LATER YEARS
After passage of the Fifteenth Amendment, supported by the Equal Rights Association and prominent suffragists such as Stone, Blackwell, and Howe, the gap between Elizabeth Cady Stanton and other leaders of the women's movement widened. Stanton took issue with the fundamental religious leanings of several movement leaders. Unlike many of her colleagues, Stanton believed organized Christianity relegated women to an unacceptable position in society. She explored this view in The Woman's Bible, which elucidated a feminist understanding of biblical scripture. "The Woman's Bible" sought to correct the fundamental sexism Stanton saw as inherent in organized Christianity.[29] Stanton supported divorce rights, employment rights and property rights for women. The more conservative suffragists preferred to avoid these issues.[30]
Stanton's perspective on religion did not limit her. She wrote many of the more important documents and speeches of the women's rights movement. She was instrumental in promoting women's suffrage in New York, Missouri, Kansas and Michigan. It was included on the ballot in Kansas in 1867, and Michigan in 1874.
In 1868, Stanton made an unsuccessful bid for a U.S. Congressional seat from New York. She was also the primary force behind passage of the "Woman's Property Bill," that was eventually passed by the New York State Legislature.[31]
Unlike many modern feminists, Stanton believed that abortion was infanticide[32] She addressed the issue in various editions of The Revolution. In an 1873 letter to Julia Ward Howe recorded in Howe's diary at Harvard University Library, she wrote: "When we consider that women are treated as property, it is degrading to women that we should treat our children as property to be disposed of as we see fit." She suggested that solutions to abortion would be found, at least in part, in the elevation and enfranchisement of women.
Stanton was active internationally in her later years.

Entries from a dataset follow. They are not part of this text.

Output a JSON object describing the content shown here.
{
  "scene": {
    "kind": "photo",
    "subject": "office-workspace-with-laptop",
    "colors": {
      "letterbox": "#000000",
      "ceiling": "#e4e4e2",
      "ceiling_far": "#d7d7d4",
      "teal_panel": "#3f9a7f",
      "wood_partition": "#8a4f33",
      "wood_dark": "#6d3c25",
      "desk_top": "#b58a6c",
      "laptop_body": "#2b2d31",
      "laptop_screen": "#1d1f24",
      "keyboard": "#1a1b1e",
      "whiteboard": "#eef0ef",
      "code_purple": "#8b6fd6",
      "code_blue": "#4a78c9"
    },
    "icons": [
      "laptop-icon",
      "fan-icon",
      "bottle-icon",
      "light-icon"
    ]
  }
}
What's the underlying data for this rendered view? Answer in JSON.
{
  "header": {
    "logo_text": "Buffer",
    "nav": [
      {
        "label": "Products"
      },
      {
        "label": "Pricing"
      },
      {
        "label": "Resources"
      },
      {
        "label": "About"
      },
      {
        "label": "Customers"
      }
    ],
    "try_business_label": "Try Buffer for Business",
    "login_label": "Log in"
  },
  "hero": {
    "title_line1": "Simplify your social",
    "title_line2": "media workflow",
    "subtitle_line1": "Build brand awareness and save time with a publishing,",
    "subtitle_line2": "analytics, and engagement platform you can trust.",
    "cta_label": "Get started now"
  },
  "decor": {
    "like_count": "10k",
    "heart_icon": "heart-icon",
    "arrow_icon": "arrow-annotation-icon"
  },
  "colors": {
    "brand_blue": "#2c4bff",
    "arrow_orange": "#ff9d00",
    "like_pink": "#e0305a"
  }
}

She spent a great deal of time in Europe, where her daughter and fellow feminist, Harriot Stanton Blatch, lived. In 1888 she helped prepare for the founding of the International Council of Women.
Two years later, Stanton opposed the merger of the National Woman's Suffrage Association with the more conservative and religious American Woman Suffrage Association. Over her objections, the organizations merged, creating the National American Woman Suffrage Association. Despite her opposition to the merger, Stanton became its first president, because of Susan B. Anthony's intervention. As a result of the Woman's Bible, Stanton was never popular among the religiously conservative members of the 'National American'.
On January 17, 1892, Stanton, Anthony, Lucy Stone, and Isabella Beecher Hooker addressed the issue of suffrage before the Judiciary Committee of the U.S. House of Representatives. In contrast to prevailing attitude earlier in the century, the suffragists were cordially received. Members of the House listened carefully to their prepared statements. Stanton emphasized the value of the individual, and that value was not based on gender. Stanton eloquently expressed the need for women's voting rights and the importance of a new understanding of women's position in society and the fundamental value of women:
"The isolation of every human soul and the necessity of self-dependence must give each individual the right to choose his own surroundings. The strongest reason for giving woman all the opportunities for higher education, for the full development of her faculties, her forces of mind and body; for giving her the most enlarged freedom of thought and action; a complete emancipation from all forms of bondage, of custom, dependence, superstition; from all the crippling influences of fearis the solitude and personal responsibility of her own individual life. The strongest reason why we ask for woman a voice in the government under which she lives; in the religion she is asked to believe; equality in social life, where she is the chief factor; a place in the trades and professions, where she may earn her bread, is because of her birthright to self-sovereignty; because, as an individual, she must rely on herself."[33]